Geçtiğimiz hafta bu köşede, Kişisel Verilerin Ko­runması Kanunu kapsamında Kişisel Verileri Ko­ruma Kurulu tarafından verilen en güncel kararlardan bazılarını derlemiştik. Bu derlediğimiz kararlar, bir aykı­rılık görülen ve bu aykırılığın da ceza ile yaptırıma uğ­ratıldığı kararlardı. Bu haftaki köşemizde, geçen haftanın aksine, ceza verilmesine gerek bulunma­dığı yönündeki bazı kararları inceleyelim. Tekrar, bu kararların detaylı olduğunu, herhangi bir sonuca varmadan önce kararın tamamının, iddia-cevapla­rın, hukuki gerekçelerin okunması gerektiğini de belirtelim.

İlk karar, borç ne­deniyle borçluların aranıp mesaj atıl­ması ile ilgili. Bir hukuk bürosu çalı­şanı, büronun mü­vekkili olan şirketin bir borçlusunu, borcu nedeniyle, te­lefonla arıyor. Ayrıca beş kez mesaj gön­deriyor. Telefonla aramadan önce aydınlatma yükümlülüğünün yerine getirilme­diği, kişiye sık mesaj gönderilmesi ve hukuka aykırı elde edilen veriler ile kişinin kimlik ve iletişim bilgileri­nin edinildiği iddialarıyla şikayet ediliyor. Kurul bir hak­kın yerine getirilmesi için aslında ayda yalnızca bir kez mesaj attığı ve bunun dürüstlük kuralına uygun ol­duğu bulgusuyla, aydınlatma yükümlülüğü konu­sunda ise başvurucunun veri sorumlusuna başvurularında yeterli bilgi bulunmadığı nedeniyle, ve hukuka aykırı yollarla elde edilen bilgilerin kullanıldığı iddiasında ise iddiayı tevsik edici herhangi bir bilgi bu­lunmadığı gerekçeleriyle, hukuk bürosuna ceza veril­memesi gerektiğine karar veriyor. Burada önemli olan fikrimce şu; kurula şikayet yapılmadan önce veri sorumlusu olan şirkete başvuru ve bu başvuru­nun içeriği, sonradan kurulun vereceği kararda ol­dukça önemli. Ayrıca soyut olup da altında tevsik edici bilgi-belge bulunmayan iddialar, sonuca pek gitmiyor.

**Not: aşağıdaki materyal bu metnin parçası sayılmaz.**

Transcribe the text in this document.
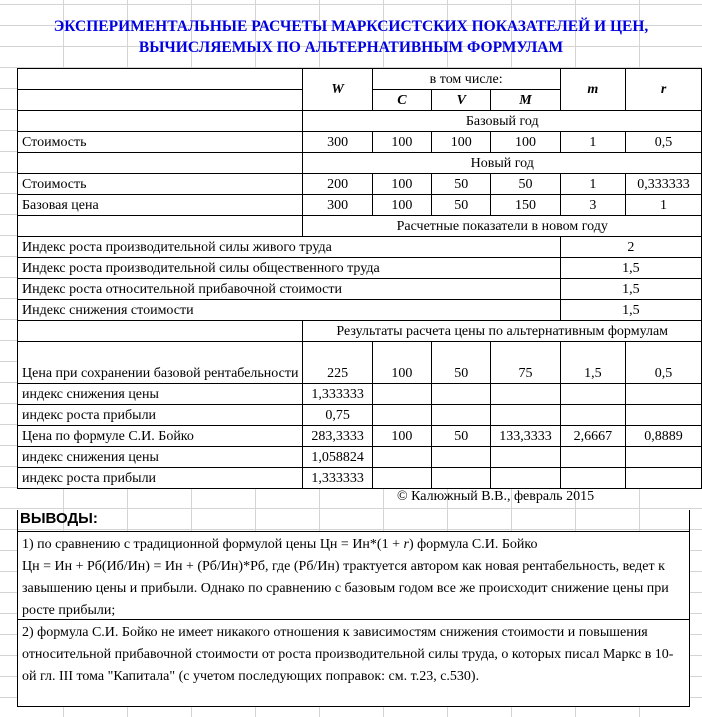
ЭКСПЕРИМЕНТАЛЬНЫЕ РАСЧЕТЫ МАРКСИСТСКИХ ПОКАЗАТЕЛЕЙ И ЦЕН,
ВЫЧИСЛЯЕМЫХ ПО АЛЬТЕРНАТИВНЫМ ФОРМУЛАМ
	W	в том числе:			m	r
		C	V	M		
	Базовый год					
Стоимость	300	100	100	100	1	0,5
	Новый год					
Стоимость	200	100	50	50	1	0,333333
Базовая цена	300	100	50	150	3	1
	Расчетные показатели в новом году					
Индекс роста производительной силы живого труда					2	
Индекс роста производительной силы общественного труда					1,5	
Индекс роста относительной прибавочной стоимости					1,5	
Индекс снижения стоимости					1,5	
	Результаты расчета цены по альтернативным формулам					
Цена при сохранении базовой рентабельности	225	100	50	75	1,5	0,5
индекс снижения цены	1,333333					
индекс роста прибыли	0,75					
Цена по формуле С.И. Бойко	283,3333	100	50	133,3333	2,6667	0,8889
индекс снижения цены	1,058824					
индекс роста прибыли	1,333333					
© Калюжный В.В., февраль 2015
ВЫВОДЫ:
1) по сравнению с традиционной формулой цены Цн = Ин*(1 + r) формула С.И. Бойко
Цн = Ин + Рб(Иб/Ин) = Ин + (Рб/Ин)*Рб, где (Рб/Ин) трактуется автором как новая рентабельность, ведет к завышению цены и прибыли. Однако по сравнению с базовым годом все же происходит снижение цены при росте прибыли;
2) формула С.И. Бойко не имеет никакого отношения к зависимостям снижения стоимости и повышения относительной прибавочной стоимости от роста производительной силы труда, о которых писал Маркс в 10-ой гл. III тома "Капитала" (с учетом последующих поправок: см. т.23, с.530).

İnceleyeceğimiz diğer karar ise oldukça uzun ve detaylı. Pazarlama bölümünde çalışan personel, id­diaya göre, şirketle ilgili gizli belgeleri şirket e-pos­tasından şahsi e-postasına gönderiyor, buna ilave olarak bir çalışan ile olan telefon görüşmesini izin­siz kaydedip bu kaydı yine aynı şirket e-posta adre­sinden kendi şahsi adresine gönderiyor. Denetimde bu hususlar tespit ediliyor ve çalışan ile yollar ayrılıyor. Ardından, şirketin kendisine atadığı kurumsal e-posta adresindeki içeriklerin şirket tarafından izlendiği ve buna bağlı olaylarla ilgili hukuka aykırılıklar olduğu id­dialarıyla şirketi şikayet ediyor. Kurulun olayla ilgili var­dığı sonuçlar arasında şunlar öne çıkıyor: Toplu bir şekilde, iş sözleşmesi ekinde imzalatılan veri koruma hukukunu ilgilendiren evrak takımının “yanıltıcı şe­kilde alelacele imzalatıldığı” iddiası soyut bir iddia olup, bunu destekleyici somut emareler yoksa, bu id­diayı Kurul dinlememiş. Şirket, e-postaların yalnızca iş için kullanılacağı yönünde taahhütname imzalat­mış, ve bununla ilgili aydınlatma yükümlülüğünü de yerine getirmişse; o zaman Kurul, veri sorumlusu olan şirketin hem de ticari bilgilerinin transferinin izlen­mesini haklı menfaat kapsamında değerlendirmiş, ve zira burada Türk Borçlar Kanunu 396 ve İş Kanunu 25. Maddelere atıf yapmış. Denetim yapılmasını da ölçülülük ilkesine uygun olarak değerlendirmiş. Sonuç olarak, bu olayda veri sorumlusu olan şirketin veri işleme hareketlerini kanuna uygun bulup, şikayet­çinin tüm şikayetlerini reddetmiş.